The Wellness Collective offers Philadelphians an array of healthy options, think of it as a menu of options to feed whatever it is that their body and mind needs. In a world where Messi says the message is to “work hard until you burn out,” the cancer survivor wants to combat that notion with one that puts the emphasis on nourishing your emotional, physical and mental well being at all costs. The Collective’s offerings range from therapy (there is a marriage and family therapist on staff as well as a professional counselor); a spiritual medium that helps people connect with those who passed on ( “a lot of people are grieving and they don’t recognize how they’re carrying that grief around with them,” says Massi), someone who directly works with the physical aspects of the body really clearing out energy and making people feel more aligned; three yoga instructors; and also Shadow Work, which is what Massi handles.
“It’s all about tapping into the unconscious mind because so much of our trauma lies within the unconscious and that means the brain when it experiences something that it deems too much for it, what it will do is just store that somewhere. It’ll just take it away within the mind,” says Massi on the practice that is popular in Jungian psychology. “You don’t realize that it’s there until you experience the trigger. So this is like a war veteran hearing a fan and having it remind them of helicopter blades, but for someone who’s experienced cervical cancer, it could be physically just seeing a knife. Even though they were under anesthesia during their surgery, the body doesn’t forget how it felt being cut open, so the whole body goes into shock. The shadow work helps the trust of the unconscious things. “
According to The Centers for Disease Control and Prevention, only 57 percent of adolescent girls and 35 percent of adolescent boys have received the first shot of HPV vaccine in a three-dose series, but a larger majority of adults might not realize the harm they are with their health on their own. With January being Cervical Cancer Month, it’s important to know what options you have and what can be done to prevent illnesses of any form to affect your health, and most importantly how there are local ways to help.
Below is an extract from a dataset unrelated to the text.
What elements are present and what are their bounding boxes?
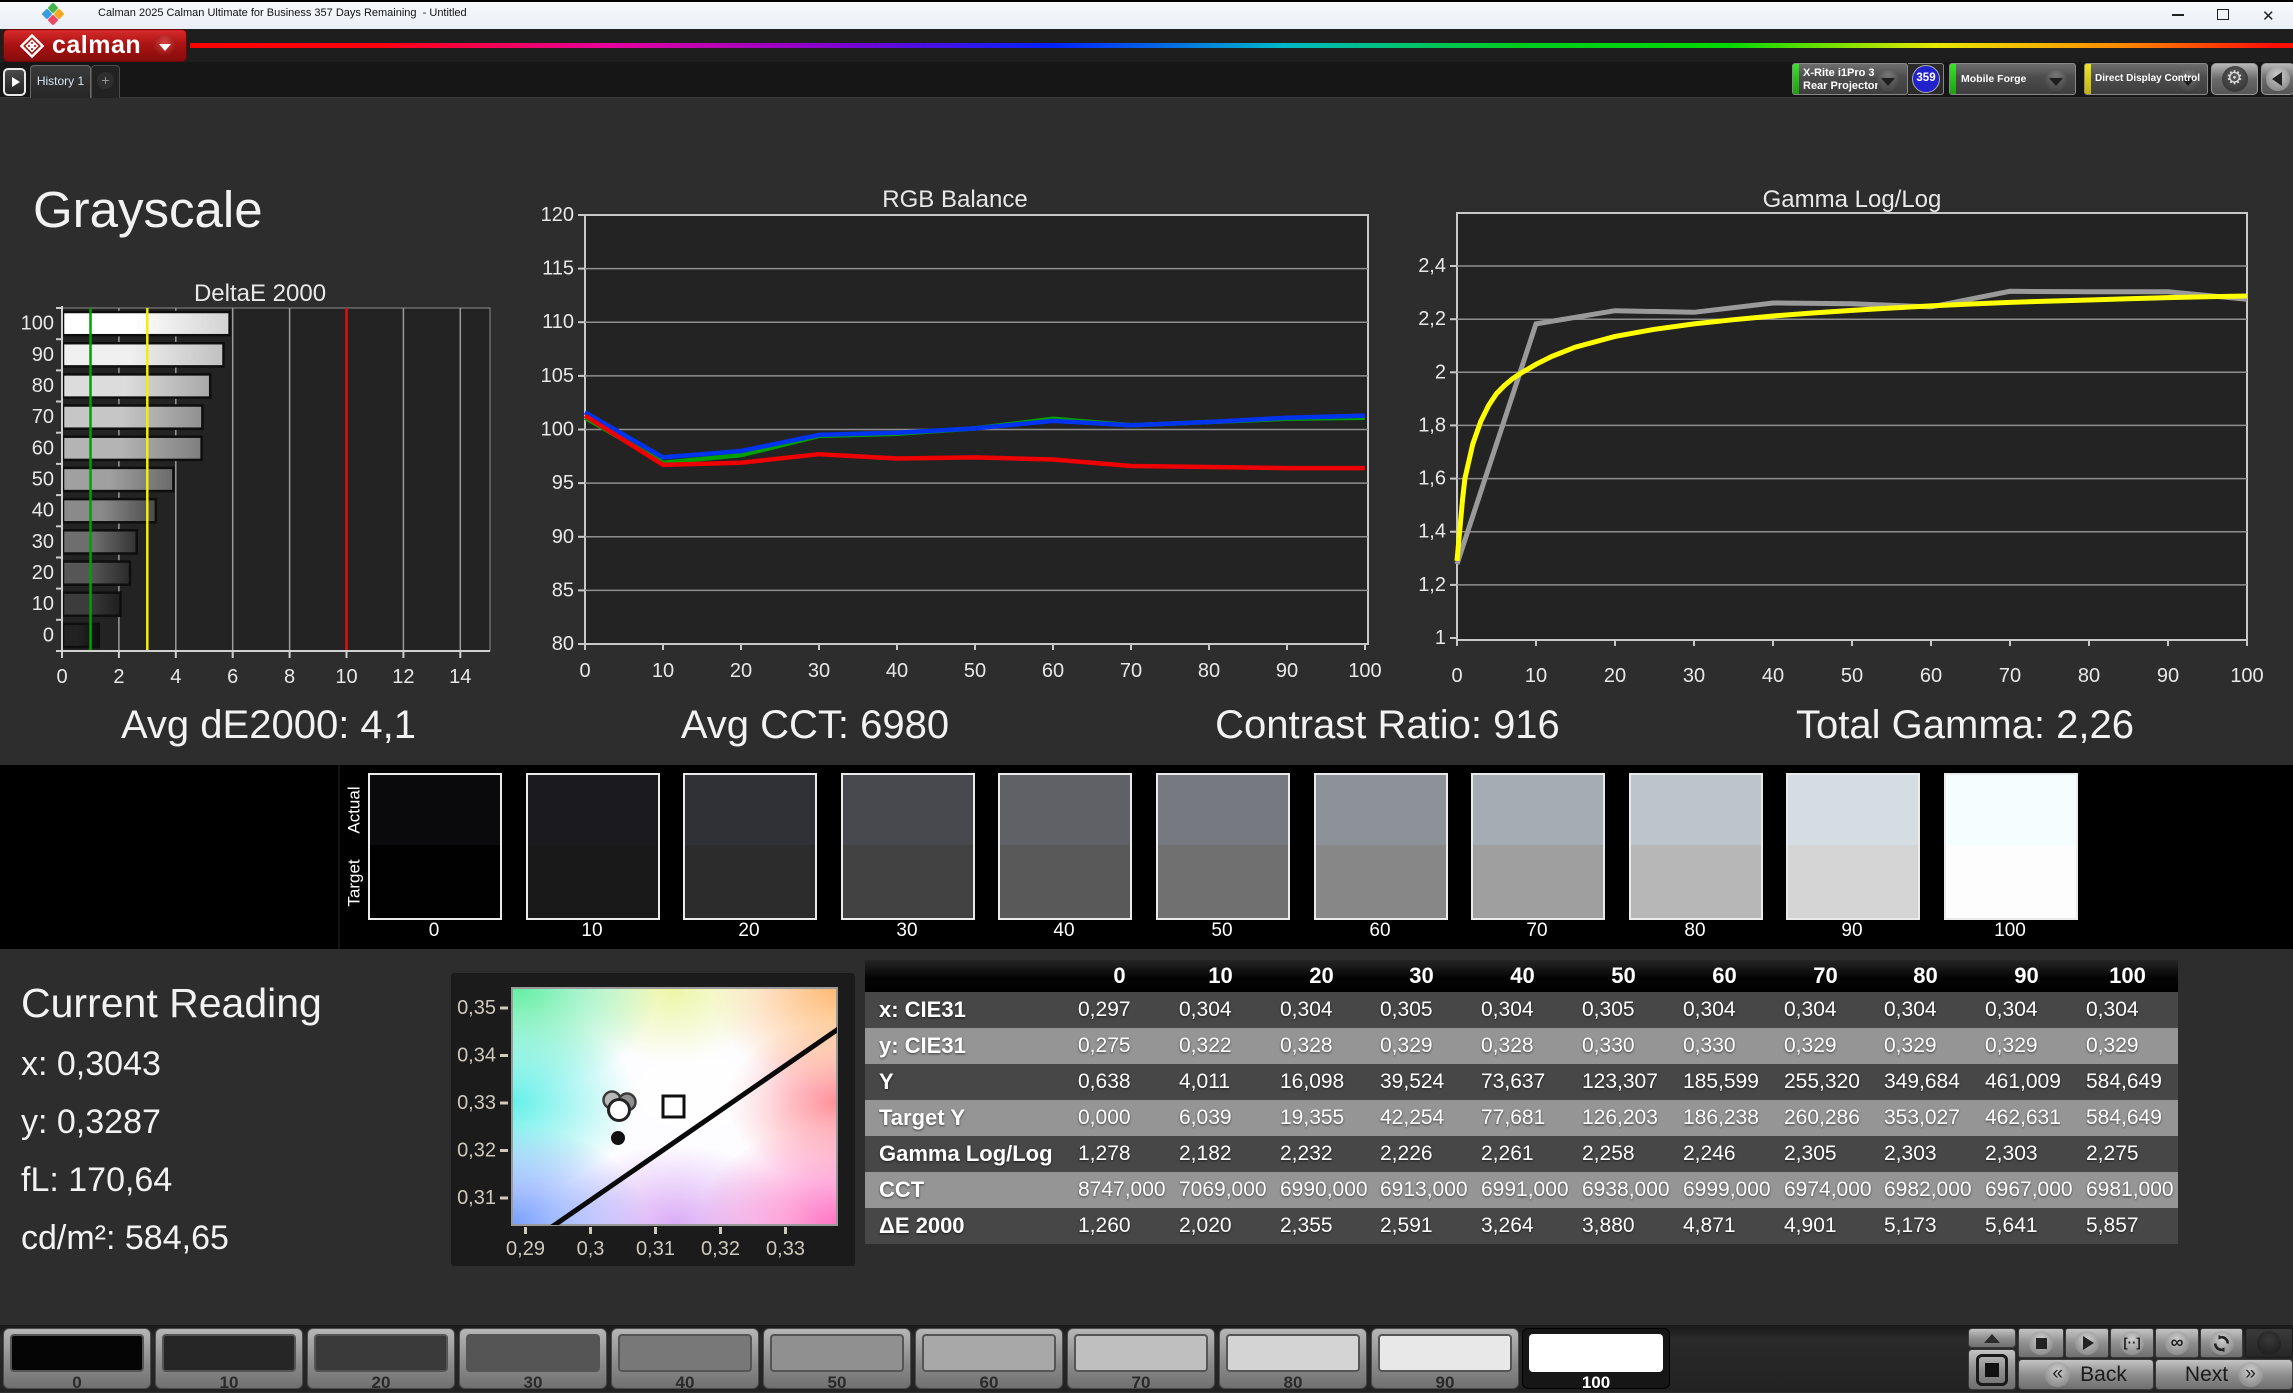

“I don’t think cervical cancer gets enough attention and actually one of the leading causes of death for women. I think we need to put some emphasis on the fact that cervical cancer is a huge risk for every woman out there, there’s 14,000 new cases every year, and 4,300 of those women die annually,” says Massi. “You have to make sure you figure out what works for you and making yourself feel better physically, mentally, emotionally and spiritually. Don’t be afraid to take your health into your own hands.”